A tribute to the Frankfurt kiosk
What would Frankfurt be without its kiosks? When the booths in Munich have long since closed, Frankfurt kiosks are only just beginning to blossom. But they are more than just “Spätis” – they are a meeting place.
Refreshment kiosks or “Wasserhäuschen” are an integral part of Frankfurt’s urban culture. These kiosks have a long tradition and still shape life in the city today. We are enthusiastic about our kiosk culture and give a brief overview of this phenomenon here. Drinking halls were created during industrialization, i.e. in the middle of the 19th century in cities such as Düsseldorf or Aachen.
Contrary to what the name suggests today, it was not about drinking alcoholic beverages like in a pub. The workers should be provided with clean drinking water in the form of mineral water. Tap water was not suitable for consumption without boiling it beforehand and it was quite common to drink brandy or beer during work breaks, which was sometimes even supported by the employer. Mineral water manufacturers saw sales potential here and representatives of the municipalities saw the possibility of reducing alcohol consumption among workers. Initially, medicinal waters were also given out, making drinking halls a “health resort” for workers.

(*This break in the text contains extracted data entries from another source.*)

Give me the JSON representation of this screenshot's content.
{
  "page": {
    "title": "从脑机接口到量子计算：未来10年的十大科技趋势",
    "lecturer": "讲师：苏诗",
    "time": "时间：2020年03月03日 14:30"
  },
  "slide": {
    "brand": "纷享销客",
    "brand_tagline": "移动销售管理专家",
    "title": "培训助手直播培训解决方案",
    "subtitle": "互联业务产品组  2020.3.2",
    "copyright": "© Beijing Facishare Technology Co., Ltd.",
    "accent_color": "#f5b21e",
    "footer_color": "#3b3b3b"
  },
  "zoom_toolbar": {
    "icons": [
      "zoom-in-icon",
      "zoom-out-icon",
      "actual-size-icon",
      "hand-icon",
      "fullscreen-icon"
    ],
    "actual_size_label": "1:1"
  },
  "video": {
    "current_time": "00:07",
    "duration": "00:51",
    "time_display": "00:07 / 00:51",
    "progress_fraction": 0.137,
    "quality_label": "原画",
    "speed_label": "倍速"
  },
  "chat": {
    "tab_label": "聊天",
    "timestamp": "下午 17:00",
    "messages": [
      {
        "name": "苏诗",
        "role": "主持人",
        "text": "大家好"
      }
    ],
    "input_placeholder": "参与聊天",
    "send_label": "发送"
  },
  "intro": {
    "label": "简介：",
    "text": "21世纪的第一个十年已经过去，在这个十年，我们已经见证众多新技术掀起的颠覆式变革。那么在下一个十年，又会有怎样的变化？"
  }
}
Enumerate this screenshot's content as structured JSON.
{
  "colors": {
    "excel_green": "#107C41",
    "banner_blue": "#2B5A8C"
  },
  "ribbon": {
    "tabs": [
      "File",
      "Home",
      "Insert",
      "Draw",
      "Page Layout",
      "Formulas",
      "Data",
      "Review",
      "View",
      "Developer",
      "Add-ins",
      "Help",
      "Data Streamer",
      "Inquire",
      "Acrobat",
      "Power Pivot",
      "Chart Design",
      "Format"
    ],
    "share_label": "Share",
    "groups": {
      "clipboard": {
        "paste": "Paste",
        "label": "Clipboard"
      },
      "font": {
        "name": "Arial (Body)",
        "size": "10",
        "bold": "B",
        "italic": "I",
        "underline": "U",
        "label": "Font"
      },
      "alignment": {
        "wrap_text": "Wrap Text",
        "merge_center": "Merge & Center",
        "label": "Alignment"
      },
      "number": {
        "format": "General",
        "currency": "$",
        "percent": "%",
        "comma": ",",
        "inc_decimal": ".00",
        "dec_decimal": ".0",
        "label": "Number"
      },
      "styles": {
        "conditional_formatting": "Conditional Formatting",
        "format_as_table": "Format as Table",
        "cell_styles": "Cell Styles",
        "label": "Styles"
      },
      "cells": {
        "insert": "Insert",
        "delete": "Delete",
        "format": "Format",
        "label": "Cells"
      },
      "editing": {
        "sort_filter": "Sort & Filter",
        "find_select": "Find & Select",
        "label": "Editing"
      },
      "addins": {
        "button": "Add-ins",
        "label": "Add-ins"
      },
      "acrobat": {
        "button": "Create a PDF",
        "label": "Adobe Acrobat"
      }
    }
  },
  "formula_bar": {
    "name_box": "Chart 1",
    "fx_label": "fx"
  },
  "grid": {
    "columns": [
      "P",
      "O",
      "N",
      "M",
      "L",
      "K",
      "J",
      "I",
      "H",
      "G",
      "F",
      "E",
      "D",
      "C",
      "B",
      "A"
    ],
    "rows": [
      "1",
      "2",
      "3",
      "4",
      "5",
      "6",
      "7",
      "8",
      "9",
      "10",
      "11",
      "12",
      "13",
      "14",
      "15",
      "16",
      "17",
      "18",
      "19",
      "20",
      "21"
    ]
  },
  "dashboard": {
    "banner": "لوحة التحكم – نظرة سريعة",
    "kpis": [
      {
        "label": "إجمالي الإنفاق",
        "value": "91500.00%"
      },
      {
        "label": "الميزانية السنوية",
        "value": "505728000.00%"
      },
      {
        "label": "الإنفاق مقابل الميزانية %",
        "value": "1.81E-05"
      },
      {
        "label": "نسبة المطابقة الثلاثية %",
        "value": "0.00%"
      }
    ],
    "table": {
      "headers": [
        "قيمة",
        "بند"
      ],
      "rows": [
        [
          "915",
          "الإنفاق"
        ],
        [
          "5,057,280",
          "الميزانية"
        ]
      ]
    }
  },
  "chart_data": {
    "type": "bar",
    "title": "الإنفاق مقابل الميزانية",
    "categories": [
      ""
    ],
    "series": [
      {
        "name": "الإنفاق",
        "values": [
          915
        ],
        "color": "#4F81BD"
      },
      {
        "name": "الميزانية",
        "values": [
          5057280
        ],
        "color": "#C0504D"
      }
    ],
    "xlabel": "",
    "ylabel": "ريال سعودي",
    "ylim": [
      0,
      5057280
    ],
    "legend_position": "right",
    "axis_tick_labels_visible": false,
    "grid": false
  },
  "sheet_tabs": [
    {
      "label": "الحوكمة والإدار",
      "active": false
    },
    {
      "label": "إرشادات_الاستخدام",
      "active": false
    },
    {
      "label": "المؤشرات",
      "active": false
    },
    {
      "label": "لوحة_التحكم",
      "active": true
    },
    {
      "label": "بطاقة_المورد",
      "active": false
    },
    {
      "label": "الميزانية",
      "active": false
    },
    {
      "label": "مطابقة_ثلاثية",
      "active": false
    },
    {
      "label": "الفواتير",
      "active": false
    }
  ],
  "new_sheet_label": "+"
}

A Gropiusbau for seltzer and milk
Martin Gropius made his mark with his drafts a pump room with the appearance of these little houses. The widespread mineral water from the Seltersquelle in Taunus led to the term Seltersbuden in some areas, but in Frankfurt one usually speaks of “Wasserhäuschen”.
By the way, milk stalls were also opened, but they could not establish themselves, we would probably have to tackle this project again ourselves.
From the workers’ cure to the leisure meeting place and cultural asset
The “Wasserhäuschen”, in turn, expanded their range to include newspapers, small dishes, sweets, tobacco products and small everyday items. So they are small supply stations that are there for us almost at all times. And there for us are not only the products, but also the operators and the other visitors. The people turn a water house into a social hub in the city. Unlike in the past, people are less likely to get non-alcoholic drinks during the breaks, rather the small stalls are becoming a popular meeting place after work to drink an after-work beer together. Some water houses have specialized in this aspect like the Gudes, a popular meeting place in the north end. The Fein also invites you to have coffee and cake, sofas around the water house make it an open-air living room. Even without specialties, the Frankfurt drinking halls are always worth a visit. Lovers have created a website on which all water houses are listed and even Diploma theses added.
So “Wasserhäuschen” are a good piece of home and everyday culture that we are happy to support. All you have to do is visit a water house from time to time and have a drink with the people there. And should milk stalls soon cause a sensation, then maybe we have started a new project to encourage the Frankfurt drinking culture to enrich.